The RSA algorithm best practice implementation requires that these primes (which can contain thousands of digits) have certain additional properties, which means that not just ANY large prime number will do.
The tests required to establish the suitability of the primes can be computationally expensive. Consequently some shortcuts can be taken to speed the process up. In the case of the Infineon library associated with the vulnerability, these ‘optimized’ tests favored the selection of certain prime numbers, whose digits contained patterns that the researchers could pick up through their statistical analysis.
Therefore the primes chosen to create the public/private key pairs were chosen from a much smaller set of primes where the efficient test could quickly determine that they were suitable. They were still huge primes, of course, but not truly random primes.
The major key
The researchers could exploit this lack of true randomness. Because they had inferred the patterns within the primes, they could use this knowledge, along with attack known as ‘Coppersmith’s algorithm’ to efficiently derive the private key from the public key.

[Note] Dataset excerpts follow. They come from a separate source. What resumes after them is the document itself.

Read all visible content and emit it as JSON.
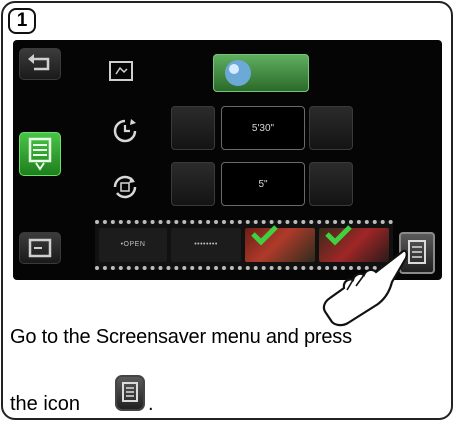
{
  "step": {
    "number": "1"
  },
  "screen": {
    "timer_value": "5'30\"",
    "count_value": "5\"",
    "sidebar_icons": [
      "back-icon",
      "screensaver-menu-icon",
      "exit-icon"
    ],
    "filmstrip_captions": [
      "•OPEN",
      "••••••••"
    ]
  },
  "instructions": {
    "line1": "Go to the Screensaver menu and press",
    "line2": "the icon",
    "line2_end": "."
  },
  "colors": {
    "accent_green": "#49c447",
    "screen_bg": "#050505"
  }
}
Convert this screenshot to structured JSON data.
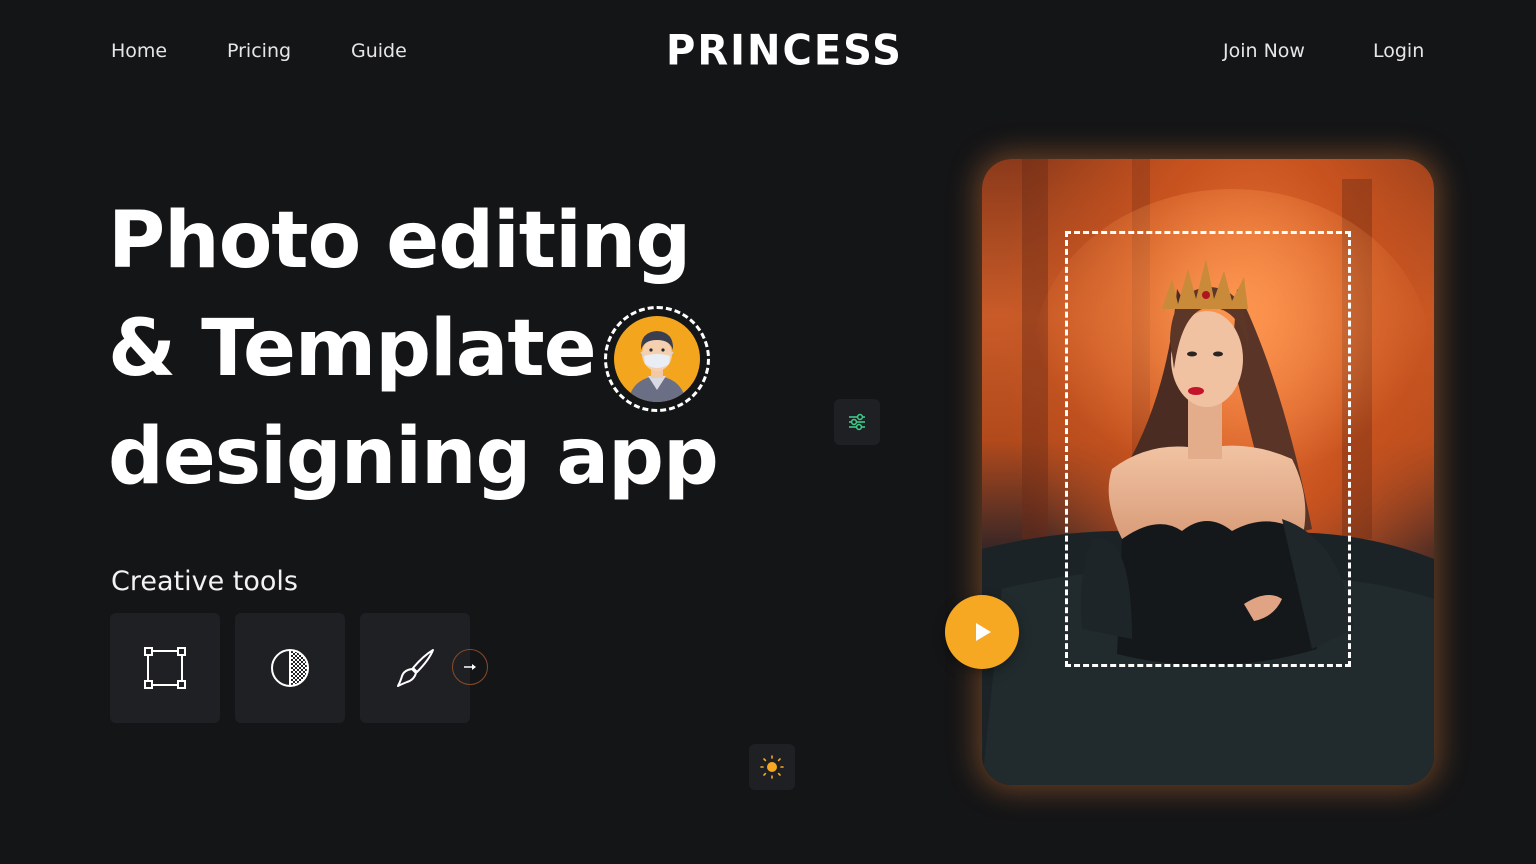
{
  "nav": {
    "left": [
      {
        "label": "Home"
      },
      {
        "label": "Pricing"
      },
      {
        "label": "Guide"
      }
    ],
    "logo": "PRINCESS",
    "right": [
      {
        "label": "Join Now"
      },
      {
        "label": "Login"
      }
    ]
  },
  "hero": {
    "line1": "Photo editing",
    "line2": "& Template",
    "line3": "designing app",
    "avatar_icon": "masked-man-avatar-icon"
  },
  "tools": {
    "title": "Creative tools",
    "items": [
      {
        "icon": "crop-square-icon"
      },
      {
        "icon": "contrast-icon"
      },
      {
        "icon": "brush-icon"
      }
    ],
    "next_icon": "arrow-right-icon"
  },
  "floating": {
    "adjust_icon": "sliders-icon",
    "brightness_icon": "sun-icon"
  },
  "media": {
    "play_icon": "play-icon"
  },
  "colors": {
    "background": "#141517",
    "accent": "#f7a823",
    "tile": "#1f2023",
    "slider_green": "#3ec98a"
  }
}
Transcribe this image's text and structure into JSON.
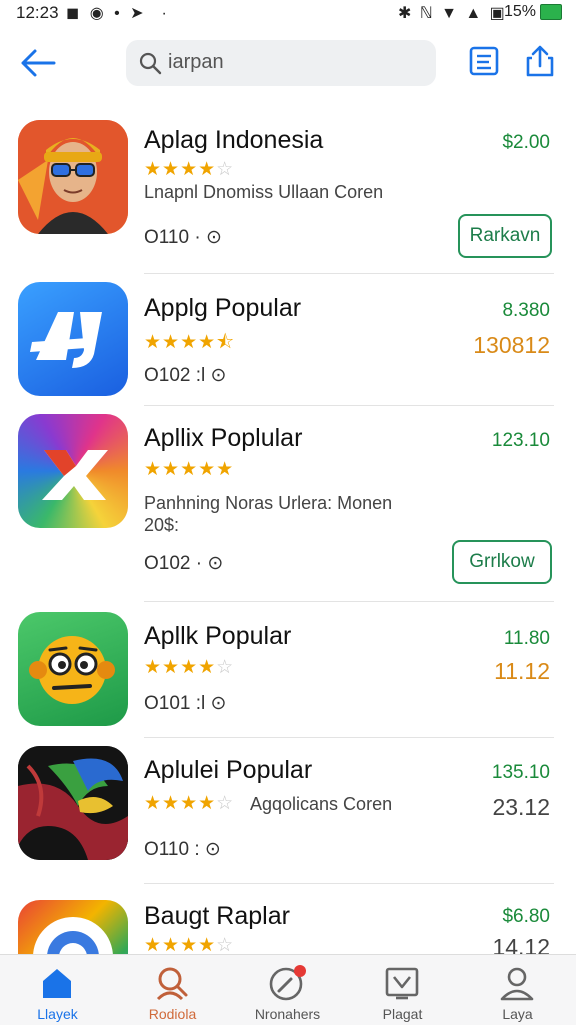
{
  "status_bar": {
    "time": "12:23",
    "battery": "15%"
  },
  "search": {
    "query": "iarpan"
  },
  "apps": [
    {
      "name": "Aplag Indonesia",
      "rating": 4,
      "description": "Lnapnl Dnomiss Ullaan Coren",
      "meta": "O110 · ⊙",
      "price": "$2.00",
      "button": "Rarkavn"
    },
    {
      "name": "Applg Popular",
      "rating": 4.5,
      "meta": "O102 :l ⊙",
      "price": "8.380",
      "secondary": "130812"
    },
    {
      "name": "Apllix Poplular",
      "rating": 5,
      "description": "Panhning Noras Urlera: Monen\n20$:",
      "meta": "O102 · ⊙",
      "price": "123.10",
      "button": "Grrlkow"
    },
    {
      "name": "Apllk Popular",
      "rating": 4,
      "meta": "O101 :l ⊙",
      "price": "11.80",
      "secondary": "11.12"
    },
    {
      "name": "Aplulei Popular",
      "rating": 4,
      "description": "Agqolicans Coren",
      "meta": "O110 : ⊙",
      "price": "135.10",
      "secondary": "23.12"
    },
    {
      "name": "Baugt Raplar",
      "rating": 4,
      "price": "$6.80",
      "secondary": "14.12"
    }
  ],
  "nav": {
    "items": [
      {
        "label": "Llayek",
        "icon": "home-icon",
        "active": true
      },
      {
        "label": "Rodiola",
        "icon": "search-person-icon",
        "active": false
      },
      {
        "label": "Nronahers",
        "icon": "compass-icon",
        "active": false
      },
      {
        "label": "Plagat",
        "icon": "download-icon",
        "active": false
      },
      {
        "label": "Laya",
        "icon": "profile-icon",
        "active": false
      }
    ]
  },
  "colors": {
    "accent": "#1a73e8",
    "price_green": "#1a8a3a",
    "star": "#f0a400",
    "orange": "#d98a18"
  }
}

Infineon are highly unlikely to be alone in exploiting this technique for efficiency. The researchers examined some other publicly available databases of public keys. This is what the researchers said about keys generated by Trusted Platform Modules (TPMs). A TPM is a hardware device used to generate and manage keys securely.
We analyzed a sample of 41 different laptop models equipped with TPM chips…. All chips [from]… 2013 or later were vulnerable, including both TPM 1.2 and TPM 2.0.

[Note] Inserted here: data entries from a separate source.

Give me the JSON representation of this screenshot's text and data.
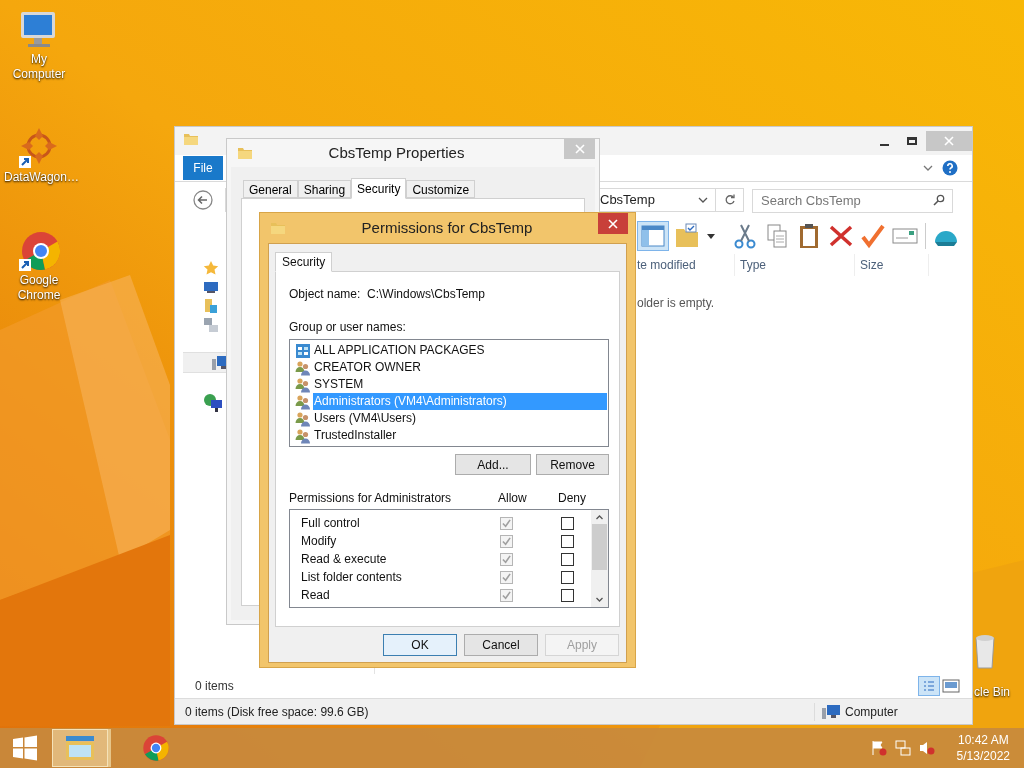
{
  "desktop": {
    "icons": [
      {
        "label": "My Computer",
        "kind": "computer"
      },
      {
        "label": "DataWagon…",
        "kind": "shortcut-app"
      },
      {
        "label": "Google Chrome",
        "kind": "chrome"
      }
    ],
    "recycle_bin": {
      "label": "cle Bin"
    }
  },
  "explorer": {
    "ribbon_tab": "File",
    "address": "CbsTemp",
    "search": {
      "placeholder": "Search CbsTemp"
    },
    "nav_items": [
      {
        "kind": "favorites",
        "selected": false
      },
      {
        "kind": "desktop",
        "selected": false
      },
      {
        "kind": "libraries",
        "selected": false
      },
      {
        "kind": "homegroup",
        "selected": false
      },
      {
        "kind": "computer",
        "selected": true
      },
      {
        "kind": "network",
        "selected": false
      }
    ],
    "columns": [
      "te modified",
      "Type",
      "Size"
    ],
    "empty_message": "older is empty.",
    "item_count": "0 items",
    "status_text": "0 items (Disk free space: 99.6 GB)",
    "status_location": "Computer"
  },
  "properties": {
    "title": "CbsTemp Properties",
    "tabs": [
      {
        "label": "General",
        "selected": false
      },
      {
        "label": "Sharing",
        "selected": false
      },
      {
        "label": "Security",
        "selected": true
      },
      {
        "label": "Customize",
        "selected": false
      }
    ]
  },
  "permissions": {
    "title": "Permissions for CbsTemp",
    "tabs": [
      {
        "label": "Security",
        "selected": true
      }
    ],
    "object_label": "Object name:",
    "object_value": "C:\\Windows\\CbsTemp",
    "groups_label": "Group or user names:",
    "principals": [
      {
        "name": "ALL APPLICATION PACKAGES",
        "kind": "package",
        "selected": false
      },
      {
        "name": "CREATOR OWNER",
        "kind": "group",
        "selected": false
      },
      {
        "name": "SYSTEM",
        "kind": "group",
        "selected": false
      },
      {
        "name": "Administrators (VM4\\Administrators)",
        "kind": "group",
        "selected": true
      },
      {
        "name": "Users (VM4\\Users)",
        "kind": "group",
        "selected": false
      },
      {
        "name": "TrustedInstaller",
        "kind": "group",
        "selected": false
      }
    ],
    "add_button": "Add...",
    "remove_button": "Remove",
    "permissions_label": "Permissions for Administrators",
    "allow_header": "Allow",
    "deny_header": "Deny",
    "entries": [
      {
        "name": "Full control",
        "allow": true,
        "deny": false,
        "inherited": true
      },
      {
        "name": "Modify",
        "allow": true,
        "deny": false,
        "inherited": true
      },
      {
        "name": "Read & execute",
        "allow": true,
        "deny": false,
        "inherited": true
      },
      {
        "name": "List folder contents",
        "allow": true,
        "deny": false,
        "inherited": true
      },
      {
        "name": "Read",
        "allow": true,
        "deny": false,
        "inherited": true
      }
    ],
    "buttons": [
      {
        "label": "OK",
        "default": true,
        "disabled": false
      },
      {
        "label": "Cancel",
        "default": false,
        "disabled": false
      },
      {
        "label": "Apply",
        "default": false,
        "disabled": true
      }
    ]
  },
  "taskbar": {
    "apps": [
      {
        "kind": "explorer",
        "active": true
      },
      {
        "kind": "chrome",
        "active": false
      }
    ],
    "time": "10:42 AM",
    "date": "5/13/2022"
  }
}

TPM devices have very limited computational resources. Consequently, the code they use to generate and test random primes must be heavily optimized. This matters because the keys generated by TPMs are often used to support full disk encryption systems such as Microsoft’s BitLocker. If the keys are weak, an attacker can potentially recover the encrypted data.

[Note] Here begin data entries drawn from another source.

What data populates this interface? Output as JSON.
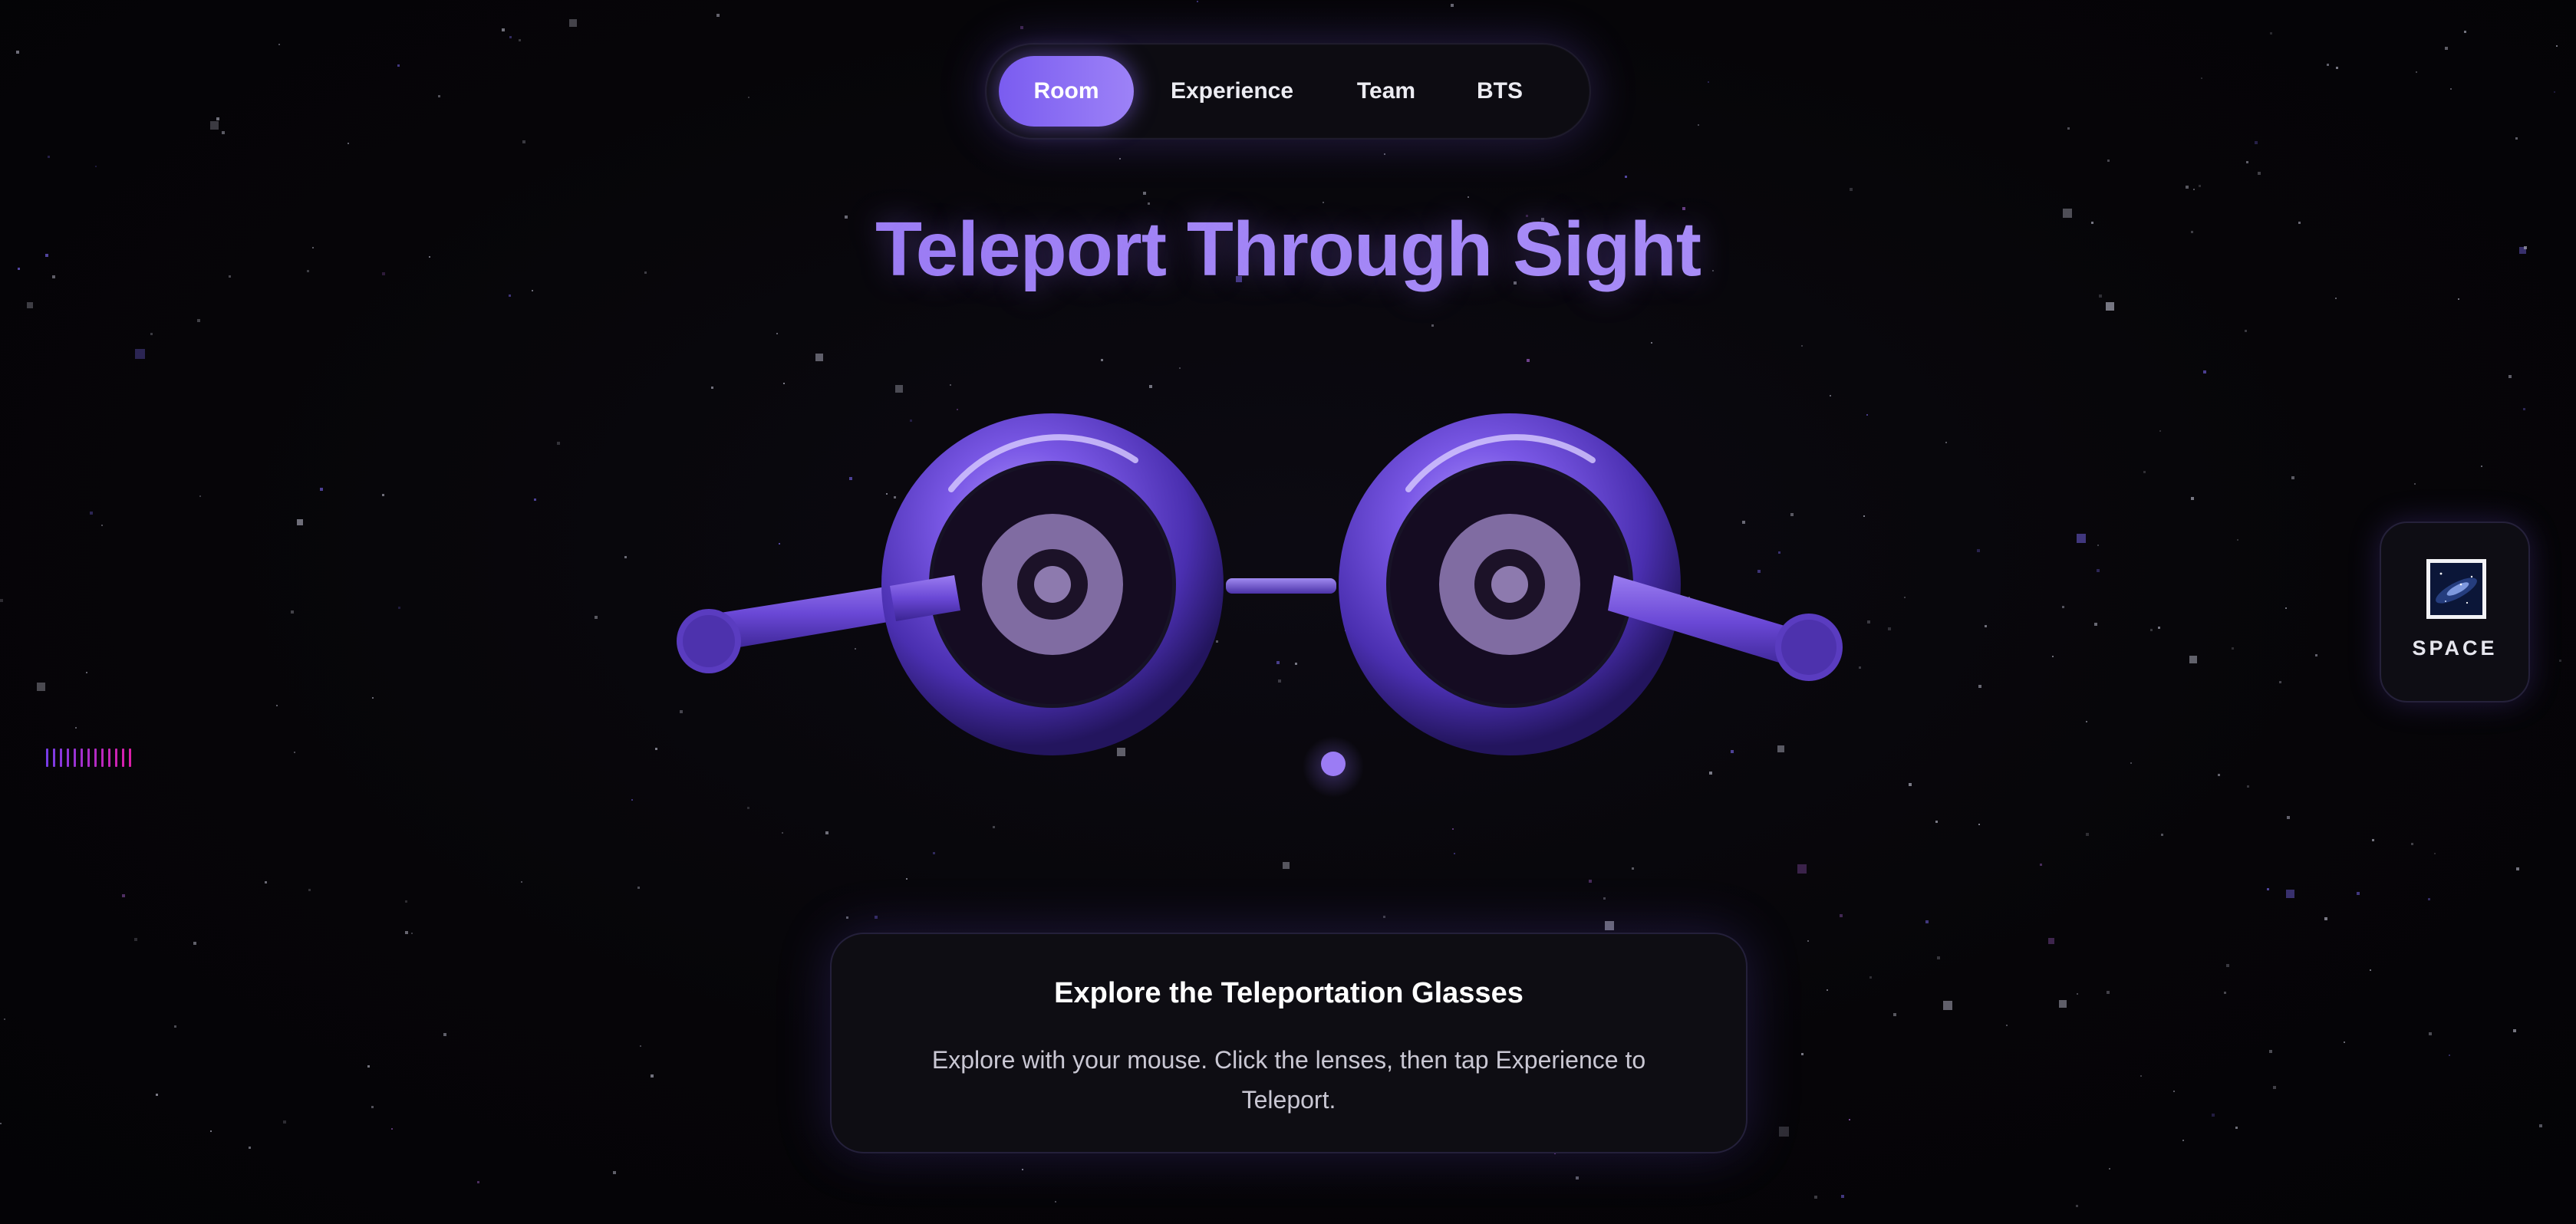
{
  "nav": {
    "items": [
      {
        "label": "Room",
        "active": true
      },
      {
        "label": "Experience",
        "active": false
      },
      {
        "label": "Team",
        "active": false
      },
      {
        "label": "BTS",
        "active": false
      }
    ]
  },
  "hero": {
    "title": "Teleport Through Sight"
  },
  "space_card": {
    "label": "SPACE",
    "icon": "galaxy-thumbnail-icon"
  },
  "panel": {
    "title": "Explore the Teleportation Glasses",
    "body": "Explore with your mouse. Click the lenses, then tap Experience to Teleport."
  },
  "colors": {
    "accent": "#8b6cf0",
    "background": "#060508",
    "frame": "#5b3fc6"
  }
}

The researchers point out that obtaining large-scale databases of public keys is not easy. Consequently there could be a lot of weak keys out there that have not yet been identified. Recall that Infineon used a particular ‘shortcut’ to optimize the tests for candidate primes. Other vendors may have used different shortcuts that expose their generated keys to a similar weakness.
Without a database of public keys all generated by the same algorithm, it’s hard to tell whether a specific key is weak. The researchers have a test for Infineon-generated keys, but for other vendors, presumably with different algorithmic shortcuts, the test would differ. This may therefore be a more widespread problem.
Most software engineers are not well-versed on cryptographic design, which requires strengths in both math and statistics. In writing the code that introduced the flaw, the engineers probably took some existing implementation and adapted it, based on reasonable considerations of efficiency – they were constrained for resource and made what seemed like a sound decision. Unfortunately, in doing so they introduced a subtle but critical flaw.
The challenge of implementation
It would have been possible to detect this through automated tests against a large set of generated keys. There are established algorithms for testing how truly random a set of supposedly random numbers actually is. Keys produced by this flawed algorithm should have failed this test.
But this vulnerability highlights how hard cryptography is to implement securely. There is no simple test to say that an implementation is intrinsically secure. Instead, security must be implemented by design. Open source implementations such as OpenSSL have the huge advantage that the code base can be publicly audited by security professionals. Indeed, as far as we know, keys generated by OpenSSL are cryptographically secure. However, closed platform implementations such as the Infineon TPM code are not auditable.
Note that the researchers did NOT reverse-engineer the Infineon devices. They merely examined the generated public keys for statistical anomalies and from these were able to infer the cryptographic weakness. Had the code been in the public domain this weakness may well have been discovered through code auditing. So – if your security depends on vendor-supplied ‘black boxes’ – be very careful. As this incident shows, security through obscurity is no security at all.